味の素冷凍食品が9月8日に開いた、専門紙誌を対象とした2022年3月期第1四半期の業績に関する記者会見の中で、タイ産製品のコロナ影響による休売を明らかにした。

〈関連記事〉タイ産チキン一部休売へ 原料・生産にコロナ禍が影響

休売の案内はお盆明けから開始しており、9月中旬以降、家庭用・業務用のタイ製品を在庫状況に応じて順次休売する。現地の状況として9月後半には生産体制が回復する見込みだが、海上輸送の遅延傾向もあり、販売再開には相応の時間が必要としている。

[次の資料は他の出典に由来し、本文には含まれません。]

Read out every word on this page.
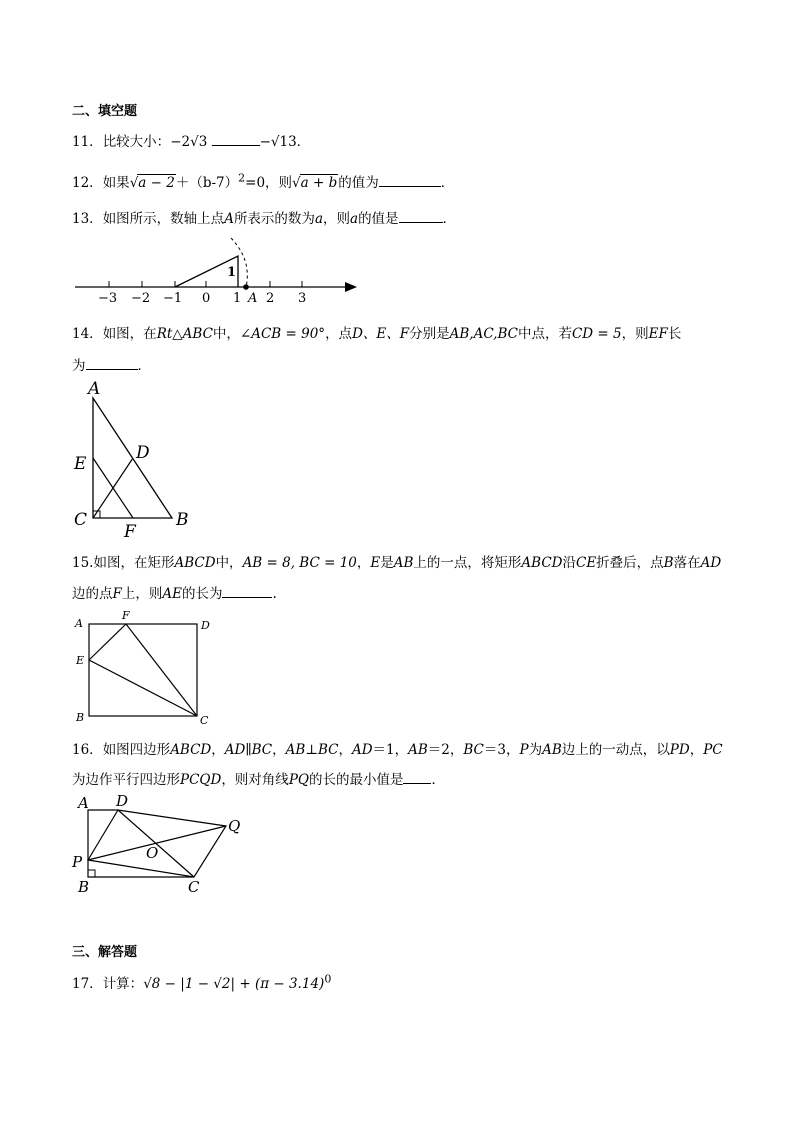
二、填空题
11．比较大小：−2√3	−√13．
12．如果$√a - 2+(b-7)^2=0$，则√a + b的值为	．
13．如图所示，数轴上点A所表示的数为a，则a的值是	．
−3 −2 −1 0 1 2 3
1
A
14．如图，在Rt△ABC中，∠ACB = 90°，点D、E、F分别是AB,AC,BC中点，若CD = 5，则EF长
为	．
A
B
C
D
E
F
15.如图，在矩形ABCD中，AB = 8, BC = 10，E是AB上的一点，将矩形ABCD沿CE折叠后，点B落在AD
边的点F上，则AE的长为	.
A
B	C
D
E
F
16．如图四边形ABCD，AD∥BC，AB⊥BC，AD＝1，AB＝2，BC＝3，P为AB边上的一动点，以PD，PC
为边作平行四边形PCQD，则对角线PQ的长的最小值是 ．
A D
Q
P	O
B	C
三、解答题
17．计算：$√8 - |1 - √2| + (\pi - 3.14)^0$
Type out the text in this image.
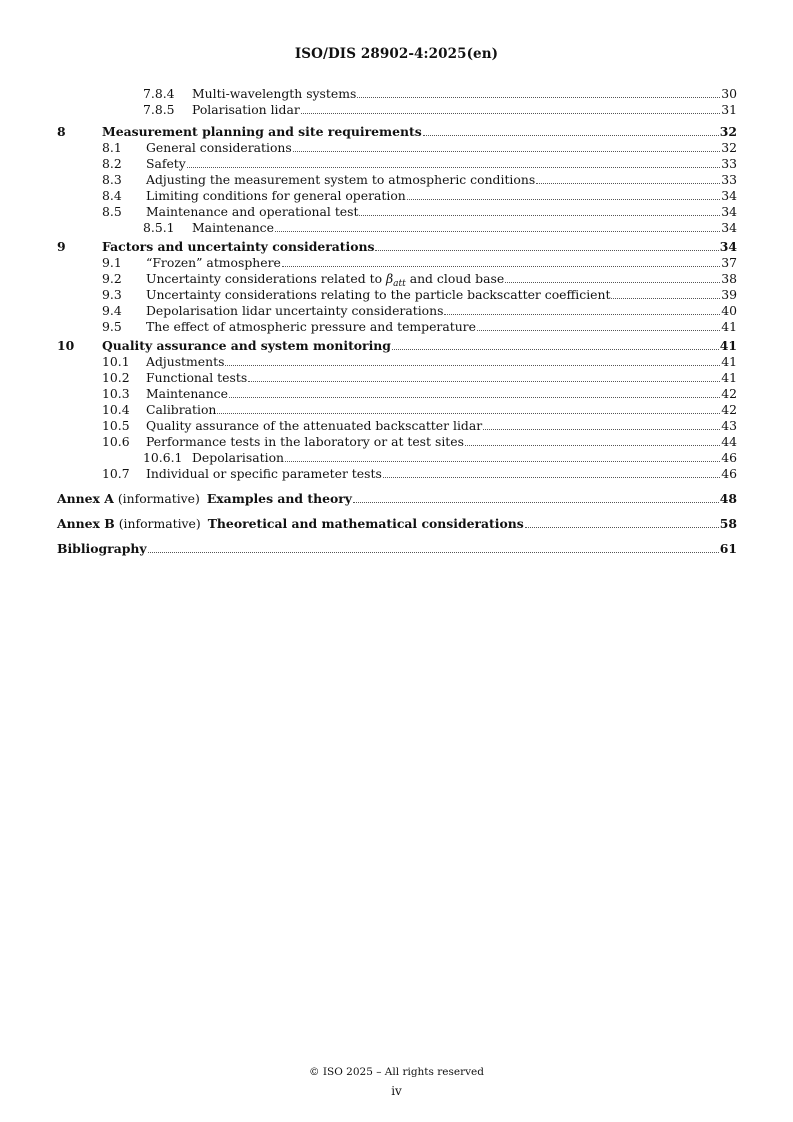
ISO/DIS 28902-4:2025(en)
7.8.4	Multi-wavelength systems	30
7.8.5	Polarisation lidar	31
8	Measurement planning and site requirements	32
8.1	General considerations	32
8.2	Safety	33
8.3	Adjusting the measurement system to atmospheric conditions	33
8.4	Limiting conditions for general operation	34
8.5	Maintenance and operational test	34
8.5.1	Maintenance	34
9	Factors and uncertainty considerations	34
9.1	“Frozen” atmosphere	37
9.2	Uncertainty considerations related to $\beta_{att}$ and cloud base	38
9.3	Uncertainty considerations relating to the particle backscatter coefficient	39
9.4	Depolarisation lidar uncertainty considerations	40
9.5	The effect of atmospheric pressure and temperature	41
10	Quality assurance and system monitoring	41
10.1	Adjustments	41
10.2	Functional tests	41
10.3	Maintenance	42
10.4	Calibration	42
10.5	Quality assurance of the attenuated backscatter lidar	43
10.6	Performance tests in the laboratory or at test sites	44
10.6.1 Depolarisation	46
10.7	Individual or specific parameter tests	46
Annex A (informative) Examples and theory	48
Annex B (informative) Theoretical and mathematical considerations	58
Bibliography	61
© ISO 2025 – All rights reserved
iv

休売の対象となる製品は家庭用の「やわらか若鶏から揚げ」「ザ★から揚げ」などのから揚げ類、業務用も30品近くあるという。

鶏肉原料を仕入れているスローターハウスで、従業員のコロナ感染により鶏肉原料が安定調達できなくなり、その後、自社系列工場でもコロナ感染が拡大したことで7月8月は一時稼働停止を含め安定稼働ができなかった。供給不足による国内市場の混乱を回避するためにも一時休売を決めた。

現状、原料供給については回復していることから、製造工場の稼働が軌道に乗れば、供給量も確保できる見込みだが、他方で海上輸送の遅延が続いていることが課題だ。

コロナ前にはタイからの輸入はリードタイムが1カ月だったが、現在は1カ月半かかるという。家庭用から揚げは大型商品でもあり、販売再開には一定の在庫を確保する必要がある。